Regular readers of my articles will know that much of my life is spent helping people to define and live healthy values, so they can work well with each other and achieve great things. So whenever I come across a place where that is happening I want to shout about it, to celebrate it, and to show others that it is possible.

These are my precious case studies that enable me to defy cynics and fatalists who despair of the prevailing Kenyan culture of mistrust and dishonesty.

It is what it is, such jaded observers state sadly, and there is precious little that anyone can do about it. So nothing gives me more pleasure than to come across delightful sub-cultures that defy these negative stereotypes of who we awful Kenyans are and how dreadfully we all behave. What is it about ACL, and about the thousands of other chamas, that so appeals to me? The first words I think of are “collaboration” and “sharing”. These concepts are intrinsic to their existence.

And then immediately I think of what it takes to collaborate and to share: it takes trust. So the initiators of these chamas need to be completely trustworthy, or they wouldn’t earn the right to be entrusted with the funds of additional investors. More and more of what I read these days about the key ingredients for success in our fast-changing and desperately competitive global village is about precisely this need for collaboration and sharing.


The world has become far too complicated and dynamic for any one person — no matter how talented or brilliant; or for any one entity — no matter how large or powerful; to know everything they need to know or to have the skills they need to have.

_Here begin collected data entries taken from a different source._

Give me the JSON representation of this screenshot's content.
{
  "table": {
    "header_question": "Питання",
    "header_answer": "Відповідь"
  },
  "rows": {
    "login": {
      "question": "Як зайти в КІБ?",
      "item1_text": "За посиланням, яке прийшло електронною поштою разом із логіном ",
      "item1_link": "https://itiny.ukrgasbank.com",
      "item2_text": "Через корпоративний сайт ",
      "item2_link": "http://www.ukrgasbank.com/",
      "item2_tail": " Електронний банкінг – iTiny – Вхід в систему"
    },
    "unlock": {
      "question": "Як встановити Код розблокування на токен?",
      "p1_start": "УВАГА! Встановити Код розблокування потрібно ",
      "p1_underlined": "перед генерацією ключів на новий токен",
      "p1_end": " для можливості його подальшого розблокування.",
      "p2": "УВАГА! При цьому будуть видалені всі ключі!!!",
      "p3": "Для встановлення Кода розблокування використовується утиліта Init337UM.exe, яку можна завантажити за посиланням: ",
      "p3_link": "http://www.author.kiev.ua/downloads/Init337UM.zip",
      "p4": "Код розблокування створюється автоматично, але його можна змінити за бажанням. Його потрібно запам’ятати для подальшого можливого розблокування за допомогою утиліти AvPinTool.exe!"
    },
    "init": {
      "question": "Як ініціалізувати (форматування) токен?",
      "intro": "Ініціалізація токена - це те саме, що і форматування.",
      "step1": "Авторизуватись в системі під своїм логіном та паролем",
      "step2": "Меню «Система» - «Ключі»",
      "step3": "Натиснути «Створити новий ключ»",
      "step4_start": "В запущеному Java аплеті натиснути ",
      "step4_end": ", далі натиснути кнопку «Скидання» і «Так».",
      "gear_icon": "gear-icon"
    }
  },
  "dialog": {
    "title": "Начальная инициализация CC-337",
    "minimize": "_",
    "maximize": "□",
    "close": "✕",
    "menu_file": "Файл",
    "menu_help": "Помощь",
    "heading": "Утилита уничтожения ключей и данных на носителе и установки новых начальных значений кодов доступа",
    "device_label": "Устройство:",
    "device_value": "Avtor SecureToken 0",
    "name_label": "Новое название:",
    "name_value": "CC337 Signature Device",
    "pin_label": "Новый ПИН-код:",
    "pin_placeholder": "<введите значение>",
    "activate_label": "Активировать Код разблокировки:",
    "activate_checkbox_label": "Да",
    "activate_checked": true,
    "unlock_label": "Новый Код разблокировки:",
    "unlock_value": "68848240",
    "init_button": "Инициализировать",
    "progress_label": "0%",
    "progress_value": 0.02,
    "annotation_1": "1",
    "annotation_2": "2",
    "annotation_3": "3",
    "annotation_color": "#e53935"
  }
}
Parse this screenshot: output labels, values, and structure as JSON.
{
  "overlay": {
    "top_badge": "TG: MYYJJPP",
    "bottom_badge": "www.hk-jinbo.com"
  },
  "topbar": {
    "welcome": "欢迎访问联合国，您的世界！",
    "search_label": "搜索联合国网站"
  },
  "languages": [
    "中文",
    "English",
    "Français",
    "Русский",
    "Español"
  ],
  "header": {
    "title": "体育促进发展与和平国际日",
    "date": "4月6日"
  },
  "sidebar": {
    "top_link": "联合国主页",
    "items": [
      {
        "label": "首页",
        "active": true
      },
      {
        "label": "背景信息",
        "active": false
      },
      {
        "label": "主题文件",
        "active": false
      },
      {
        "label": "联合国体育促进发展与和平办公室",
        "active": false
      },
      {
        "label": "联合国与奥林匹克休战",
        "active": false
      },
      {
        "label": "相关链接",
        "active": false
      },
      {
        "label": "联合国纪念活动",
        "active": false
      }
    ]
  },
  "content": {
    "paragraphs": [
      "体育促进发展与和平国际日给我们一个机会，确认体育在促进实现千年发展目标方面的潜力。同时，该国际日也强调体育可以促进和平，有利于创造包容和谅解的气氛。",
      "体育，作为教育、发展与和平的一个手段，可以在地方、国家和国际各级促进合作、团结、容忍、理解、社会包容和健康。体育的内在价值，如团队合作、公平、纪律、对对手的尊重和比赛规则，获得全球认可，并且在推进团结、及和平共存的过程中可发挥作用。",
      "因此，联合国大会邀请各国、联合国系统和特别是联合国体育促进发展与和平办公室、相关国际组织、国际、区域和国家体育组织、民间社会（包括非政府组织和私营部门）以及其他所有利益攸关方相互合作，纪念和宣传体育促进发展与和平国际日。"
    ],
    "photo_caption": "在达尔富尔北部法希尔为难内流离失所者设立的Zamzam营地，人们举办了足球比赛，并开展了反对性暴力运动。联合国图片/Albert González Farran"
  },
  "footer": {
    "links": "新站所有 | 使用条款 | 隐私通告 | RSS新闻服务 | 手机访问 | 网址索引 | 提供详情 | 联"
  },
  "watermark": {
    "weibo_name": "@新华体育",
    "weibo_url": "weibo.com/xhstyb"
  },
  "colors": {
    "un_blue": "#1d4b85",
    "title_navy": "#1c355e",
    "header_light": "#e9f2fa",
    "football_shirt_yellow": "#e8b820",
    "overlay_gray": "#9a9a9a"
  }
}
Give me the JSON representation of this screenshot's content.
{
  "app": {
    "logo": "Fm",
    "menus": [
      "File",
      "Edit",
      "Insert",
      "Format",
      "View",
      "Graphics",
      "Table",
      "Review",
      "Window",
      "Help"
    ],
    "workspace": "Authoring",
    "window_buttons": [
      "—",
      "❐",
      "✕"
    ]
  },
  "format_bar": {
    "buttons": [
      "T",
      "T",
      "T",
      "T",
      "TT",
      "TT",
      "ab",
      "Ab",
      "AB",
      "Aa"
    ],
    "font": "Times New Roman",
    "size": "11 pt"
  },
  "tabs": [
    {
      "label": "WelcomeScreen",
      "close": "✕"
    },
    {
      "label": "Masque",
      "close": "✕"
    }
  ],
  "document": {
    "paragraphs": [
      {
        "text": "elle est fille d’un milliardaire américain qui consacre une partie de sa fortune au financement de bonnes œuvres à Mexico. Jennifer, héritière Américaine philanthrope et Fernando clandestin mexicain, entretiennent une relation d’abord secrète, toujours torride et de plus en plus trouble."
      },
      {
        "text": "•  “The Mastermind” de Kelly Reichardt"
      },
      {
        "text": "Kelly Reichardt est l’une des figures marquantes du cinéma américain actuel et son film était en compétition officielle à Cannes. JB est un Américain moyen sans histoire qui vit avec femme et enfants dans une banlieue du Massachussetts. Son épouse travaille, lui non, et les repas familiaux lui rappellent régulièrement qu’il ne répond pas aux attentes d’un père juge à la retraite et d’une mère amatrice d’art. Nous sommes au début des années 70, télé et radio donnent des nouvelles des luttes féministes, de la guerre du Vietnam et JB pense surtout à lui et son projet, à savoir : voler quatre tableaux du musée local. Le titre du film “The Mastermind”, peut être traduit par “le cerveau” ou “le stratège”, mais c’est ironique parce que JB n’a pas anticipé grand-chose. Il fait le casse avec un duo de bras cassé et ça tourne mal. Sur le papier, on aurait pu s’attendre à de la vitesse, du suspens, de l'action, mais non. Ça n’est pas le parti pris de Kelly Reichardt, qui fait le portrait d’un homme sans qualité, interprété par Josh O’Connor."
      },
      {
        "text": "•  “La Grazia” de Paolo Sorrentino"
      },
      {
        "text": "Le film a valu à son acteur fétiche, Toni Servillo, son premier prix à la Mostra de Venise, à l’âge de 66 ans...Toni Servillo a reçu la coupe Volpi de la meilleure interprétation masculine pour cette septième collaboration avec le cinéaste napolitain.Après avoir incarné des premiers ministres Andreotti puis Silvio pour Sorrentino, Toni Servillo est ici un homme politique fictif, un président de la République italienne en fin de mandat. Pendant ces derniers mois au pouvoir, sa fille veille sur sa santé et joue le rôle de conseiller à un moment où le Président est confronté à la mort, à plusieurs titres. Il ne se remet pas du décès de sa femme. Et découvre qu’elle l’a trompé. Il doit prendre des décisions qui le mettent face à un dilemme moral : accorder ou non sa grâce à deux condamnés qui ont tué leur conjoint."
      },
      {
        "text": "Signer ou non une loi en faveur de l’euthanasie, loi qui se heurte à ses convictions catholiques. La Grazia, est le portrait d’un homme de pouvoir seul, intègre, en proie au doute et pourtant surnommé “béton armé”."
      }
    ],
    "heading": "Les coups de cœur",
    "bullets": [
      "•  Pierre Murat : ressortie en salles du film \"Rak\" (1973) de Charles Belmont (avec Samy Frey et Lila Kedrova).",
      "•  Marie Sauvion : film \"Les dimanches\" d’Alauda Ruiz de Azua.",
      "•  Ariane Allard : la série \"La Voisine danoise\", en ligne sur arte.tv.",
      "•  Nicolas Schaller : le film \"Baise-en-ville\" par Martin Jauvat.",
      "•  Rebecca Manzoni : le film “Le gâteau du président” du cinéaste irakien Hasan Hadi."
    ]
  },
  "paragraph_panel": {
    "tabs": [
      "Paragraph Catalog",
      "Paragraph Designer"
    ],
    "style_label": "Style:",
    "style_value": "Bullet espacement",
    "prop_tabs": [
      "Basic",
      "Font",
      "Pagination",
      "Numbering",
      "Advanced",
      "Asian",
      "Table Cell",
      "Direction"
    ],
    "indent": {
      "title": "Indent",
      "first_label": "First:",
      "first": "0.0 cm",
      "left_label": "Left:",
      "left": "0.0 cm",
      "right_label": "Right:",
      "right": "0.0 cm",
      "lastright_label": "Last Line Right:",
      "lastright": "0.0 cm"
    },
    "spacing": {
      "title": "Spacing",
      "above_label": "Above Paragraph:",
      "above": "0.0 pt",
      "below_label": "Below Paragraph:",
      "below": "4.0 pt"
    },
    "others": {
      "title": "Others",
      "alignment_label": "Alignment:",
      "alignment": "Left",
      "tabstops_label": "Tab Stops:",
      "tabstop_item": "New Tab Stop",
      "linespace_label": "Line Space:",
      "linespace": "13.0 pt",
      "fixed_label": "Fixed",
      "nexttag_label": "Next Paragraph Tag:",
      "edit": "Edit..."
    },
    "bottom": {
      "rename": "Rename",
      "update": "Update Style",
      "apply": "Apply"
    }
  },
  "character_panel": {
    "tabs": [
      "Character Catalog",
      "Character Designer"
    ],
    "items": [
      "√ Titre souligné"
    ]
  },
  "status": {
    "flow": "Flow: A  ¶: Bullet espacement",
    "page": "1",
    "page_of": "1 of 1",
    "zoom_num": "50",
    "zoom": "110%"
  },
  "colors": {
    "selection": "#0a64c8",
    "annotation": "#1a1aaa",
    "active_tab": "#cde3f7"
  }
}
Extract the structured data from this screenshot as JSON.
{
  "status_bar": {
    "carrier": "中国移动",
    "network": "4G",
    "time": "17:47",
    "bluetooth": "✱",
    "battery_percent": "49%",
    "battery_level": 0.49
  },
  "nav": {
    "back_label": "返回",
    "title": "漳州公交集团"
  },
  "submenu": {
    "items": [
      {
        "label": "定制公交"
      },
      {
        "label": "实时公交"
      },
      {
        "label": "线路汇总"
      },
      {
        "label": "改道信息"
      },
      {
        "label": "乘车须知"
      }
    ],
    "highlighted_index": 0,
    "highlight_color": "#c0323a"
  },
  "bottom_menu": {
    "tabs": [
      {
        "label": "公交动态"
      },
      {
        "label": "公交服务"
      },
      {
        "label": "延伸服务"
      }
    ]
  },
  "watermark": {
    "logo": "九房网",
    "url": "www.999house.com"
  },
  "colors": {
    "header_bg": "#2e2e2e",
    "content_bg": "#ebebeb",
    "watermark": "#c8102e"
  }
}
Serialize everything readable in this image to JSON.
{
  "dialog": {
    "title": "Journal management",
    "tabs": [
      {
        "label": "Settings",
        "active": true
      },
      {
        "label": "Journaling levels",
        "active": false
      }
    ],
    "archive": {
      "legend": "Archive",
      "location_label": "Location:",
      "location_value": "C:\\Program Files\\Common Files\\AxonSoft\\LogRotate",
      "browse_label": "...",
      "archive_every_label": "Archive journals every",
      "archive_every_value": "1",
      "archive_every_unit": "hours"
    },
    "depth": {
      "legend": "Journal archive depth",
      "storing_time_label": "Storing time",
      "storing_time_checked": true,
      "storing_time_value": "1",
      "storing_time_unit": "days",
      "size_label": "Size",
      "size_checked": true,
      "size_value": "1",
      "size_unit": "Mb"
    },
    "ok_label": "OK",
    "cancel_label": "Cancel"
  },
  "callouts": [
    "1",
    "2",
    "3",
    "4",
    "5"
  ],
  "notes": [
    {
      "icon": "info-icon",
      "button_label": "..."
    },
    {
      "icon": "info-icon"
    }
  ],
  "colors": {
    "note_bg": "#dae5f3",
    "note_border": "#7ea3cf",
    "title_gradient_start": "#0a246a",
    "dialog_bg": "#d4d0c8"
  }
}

So they must work with others, sharing contributions and benefits alike. But that requires lots of discipline. They cannot afford to be greedy or possessive with their time or their money, and they must be reliable and responsible.

In a word, they must be trustworthy, just as I found the good people of ACL to be. A further critical requirement for a thriving chama is energy alignment.

Energy alignment

Looking at us uninhibitedly individualistic Kenyans, who imagine that life can only be lived in the expectation of at best win-lose and equally likely lose-lose, surely energy alignment is out of the question.

Just look at our politics, or our traffic flows, right? Or indeed at some of our chamas, where egos and personal agendas have also raised their ugly heads. When people are pulling in different directions, surely we cannot expect to reach where we want to go, whether it is a Sh1bn capital pot for ACL’s 2020 goal or for Kenya’s Vision 2030 target of becoming a middle income country.

My message for the ACL shareholders was that they have a serious responsibility to shoulder: to act as role models for Kenyan society at large.

Purely by behaving the way they are doing, based on the good values they hold dear, and by being successful through applying those values, they are performing a priceless duty.

And by talking consistently about what they do and how they do it, in order to attract more to their noble cause, they are leveraging their positive influence.

Present spending

By sacrificing present spending and deferring materialistic gratification; by instead saving and, following serious research, investing prudently; by pooling resources together for disproportionately greater and swifter benefit; by doing all this they are setting a great example for others.

These are evolved people who understand the relationship between cause and effect; between yesterday, today and tomorrow; between expenditure and revenue. They have figured out what it really takes to succeed.

The same is true of the millions who are members of Saccos and of micro-finance institutions. As they save for future benefit, however modest their present finances, by far the most significant reason to admire them for what they do is that they are living the finest of values, the values so needed to make this country be what it can really be, rather than the lesser place it still obstinately accepts being.